Look, Person Driving Bus, this one isn't entirely your fault, but since you're ostensibly in charge of your bus, I'm going to have to blame you.  Today was kind of chilly, kind of rainy, and kind of dark (thanks to daylight savings), and I was really excited to see you come down the street so I could hop on and get the fuck home from work.  However, you didn't stop.  You did slow and almost come to a stop like a giant fucking tease, but instead, you kept going much to our dismay.  I'm not sure why you even bothered pretending like you were going to stop.  All that did was get our hopes up and ultimately piss us off.  I mean, we'd still be pissed if you didn't slow down and just kept speeding passed us.  But at least we wouldn't have had our hopes dashed.  I think you didn't stop because your bus was packed and, theoretically, there was no room to let anyone else on the bus.  The only issue I have with this is that your bus wasn't actually packed.  Sure, the area surrounding the fare machine was mobbed.  There was like fourteen people crammed into a four foot square right by the door for no reason whatsoever.  The back of the bus, however, was actually pretty empty.  In fact, if all those assholes standing by the door moved into the back of the bus like they're supposed to, or at least spread out, you'd have noticed that there was plenty of room in your bus and could have picked up the three fucking people that were waiting.  But no.. you didn't know your bus was half-empty and so you just kept on going.  Awesome.  I'm so glad those lazy fucking people who wouldn't move past the front of the bus clouded your judgment and prevented me from catching my bus today.

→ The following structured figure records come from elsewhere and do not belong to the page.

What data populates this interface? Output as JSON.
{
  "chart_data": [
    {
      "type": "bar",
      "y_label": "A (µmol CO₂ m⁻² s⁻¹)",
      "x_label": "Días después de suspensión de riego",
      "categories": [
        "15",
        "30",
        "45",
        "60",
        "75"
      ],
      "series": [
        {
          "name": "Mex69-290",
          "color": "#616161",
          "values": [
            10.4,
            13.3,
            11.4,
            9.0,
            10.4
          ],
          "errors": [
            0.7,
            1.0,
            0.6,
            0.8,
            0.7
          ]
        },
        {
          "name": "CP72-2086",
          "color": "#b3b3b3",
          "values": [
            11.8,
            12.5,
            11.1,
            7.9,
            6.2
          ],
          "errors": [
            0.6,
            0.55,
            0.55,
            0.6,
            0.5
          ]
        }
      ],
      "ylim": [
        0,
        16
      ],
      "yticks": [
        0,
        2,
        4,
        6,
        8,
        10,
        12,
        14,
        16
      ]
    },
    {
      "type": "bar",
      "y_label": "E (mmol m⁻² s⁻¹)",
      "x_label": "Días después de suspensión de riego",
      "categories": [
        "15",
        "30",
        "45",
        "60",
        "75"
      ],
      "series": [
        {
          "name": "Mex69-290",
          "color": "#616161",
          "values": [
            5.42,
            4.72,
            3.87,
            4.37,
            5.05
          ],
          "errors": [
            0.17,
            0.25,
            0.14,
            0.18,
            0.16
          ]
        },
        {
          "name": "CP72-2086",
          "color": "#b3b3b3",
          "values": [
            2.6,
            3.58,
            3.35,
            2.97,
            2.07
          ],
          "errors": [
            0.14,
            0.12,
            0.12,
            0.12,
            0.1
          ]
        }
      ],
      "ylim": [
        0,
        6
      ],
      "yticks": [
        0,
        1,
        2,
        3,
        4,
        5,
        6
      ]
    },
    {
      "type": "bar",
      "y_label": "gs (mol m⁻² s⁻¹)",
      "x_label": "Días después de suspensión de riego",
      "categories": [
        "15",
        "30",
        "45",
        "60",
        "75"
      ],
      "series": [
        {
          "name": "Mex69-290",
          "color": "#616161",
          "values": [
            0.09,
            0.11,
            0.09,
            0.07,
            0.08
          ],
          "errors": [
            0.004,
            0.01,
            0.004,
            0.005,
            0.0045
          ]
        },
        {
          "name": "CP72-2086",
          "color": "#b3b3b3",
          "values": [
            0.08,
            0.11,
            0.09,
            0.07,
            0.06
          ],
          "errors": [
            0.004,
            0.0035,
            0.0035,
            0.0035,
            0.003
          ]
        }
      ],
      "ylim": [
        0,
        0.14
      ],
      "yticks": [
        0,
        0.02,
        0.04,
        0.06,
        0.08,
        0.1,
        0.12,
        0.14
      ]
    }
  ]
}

Wednesday, November 3, 2010

Dear Person Wearing Cologne:

Holy shit.  How much fucking cologne were you wearing?  Naturally, I was on the bus, so I had zero fresh air and nowhere to turn.  I don't even know which asshole you actually were.  I kept looking around trying to figure out where that cloud of cologne was coming from, but I couldn't figure it out.  I felt like I was living in an unfortunate Stetson advertisement.  Either that or another one of those ridiculous MBTA chemical attack/gas leak drills.  I am not exaggerating even a little when I say that my eyes were watering and my throat was itching and burning.  I even tried covering my mouth and nose with the sleeve of my jacket in an attempt to breathe somewhat normally.  This did not help.  Fortunately I wasn't the only one suffocating under the fumes of your scent.  I noticed a few other people who were also visibly uncomfortable trying to figure out which asshole reeked.  I mean, how does that not bother you?  You have to smell yourself allllll day long.  And trust me, its not pleasant.  If you think you smell good, you don't.  Maybe you didn't mean to use all that cologne.  Maybe you accidentally spilled like half the fucking bottle on yourself and didn't bother changing.  Or maybe you don't have a sense of smell and are unaware that you are slowly poisoning those around you.  I don't know.  Bur whatever it was, it sucked for the rest of us.  I think I'd almost rather smell BO than your obscene cologne simply because at least BO wouldn't physically interfere with my breathing.